ウスバカゲロウ科とは?
うすばかげろうか
ウスバカゲロウ科とは、薄く透明な翅を持つ脈翅目の昆虫の科で、砂地に落とし穴を作るアリジゴクの成虫として知られています。
ウスバカゲロウ科(Myrmeleontidae)は、脈翅目(アミメカゲロウ目)に属する昆虫の科です。成虫は体長3〜6センチメートル前後で、4枚の薄く透明な翅に細かい翅脈(しみゃく)が網目状に走り、トンボに似た外観を持ちます。しかし分類上はトンボとは全く異なるグループです。
この科が広く知られているのは、幼虫の「アリジゴク」と呼ばれる姿と習性のためです。アリジゴクは乾いた砂地にすり鉢状の穴を掘り、滑り落ちてきた小昆虫(特にアリ)を大顎で捕まえて体液を吸います。捕まれた獲物が逃げようとすると、砂を弾いて穴の壁を崩し逃げにくくする行動も知られています。

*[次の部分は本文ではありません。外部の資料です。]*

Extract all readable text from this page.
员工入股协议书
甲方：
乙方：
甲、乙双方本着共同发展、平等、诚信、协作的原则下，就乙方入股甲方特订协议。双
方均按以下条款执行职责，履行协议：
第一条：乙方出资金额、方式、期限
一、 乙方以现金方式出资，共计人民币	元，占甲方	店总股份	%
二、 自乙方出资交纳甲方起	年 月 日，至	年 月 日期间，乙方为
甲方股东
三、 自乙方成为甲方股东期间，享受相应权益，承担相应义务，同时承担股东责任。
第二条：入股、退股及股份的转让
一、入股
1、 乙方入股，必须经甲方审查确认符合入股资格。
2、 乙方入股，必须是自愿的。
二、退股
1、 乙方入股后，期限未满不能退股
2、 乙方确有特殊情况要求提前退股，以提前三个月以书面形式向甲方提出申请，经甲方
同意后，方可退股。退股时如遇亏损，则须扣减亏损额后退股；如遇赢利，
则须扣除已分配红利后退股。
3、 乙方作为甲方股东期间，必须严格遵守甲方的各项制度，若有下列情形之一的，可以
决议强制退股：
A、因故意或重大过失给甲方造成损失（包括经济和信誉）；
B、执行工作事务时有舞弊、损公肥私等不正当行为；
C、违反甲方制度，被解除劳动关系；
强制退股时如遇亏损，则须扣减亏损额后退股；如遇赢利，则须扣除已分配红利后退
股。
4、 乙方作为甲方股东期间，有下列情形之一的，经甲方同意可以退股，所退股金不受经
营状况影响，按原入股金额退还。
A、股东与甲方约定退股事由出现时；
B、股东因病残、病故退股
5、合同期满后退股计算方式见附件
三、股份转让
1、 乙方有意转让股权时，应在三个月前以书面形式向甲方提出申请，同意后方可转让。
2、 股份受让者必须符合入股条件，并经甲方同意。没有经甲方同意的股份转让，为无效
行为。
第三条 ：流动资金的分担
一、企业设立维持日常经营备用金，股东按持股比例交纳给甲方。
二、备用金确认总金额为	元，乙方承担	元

幼虫期は長く、食べ物が少ない環境でも長期間生き延びることができます。蛹(さなぎ)になる際には砂の中に繭を作り、完全変態を経て成虫になります。成虫の寿命は短く、夜行性で灯りに集まる習性があります。
世界に2,000種以上が知られており、乾燥した砂地や砂浜・庭の軒下などに生息します。日本ではウスバカゲロウ・クロコウスバカゲロウなどの種が見られます。
使い方・例文
神社の砂地や家の軒下のすり鉢状の小さな穴がアリジゴクの巣で、これがウスバカゲロウ科の幼虫です。子どもの自然観察でもよく取り上げられます。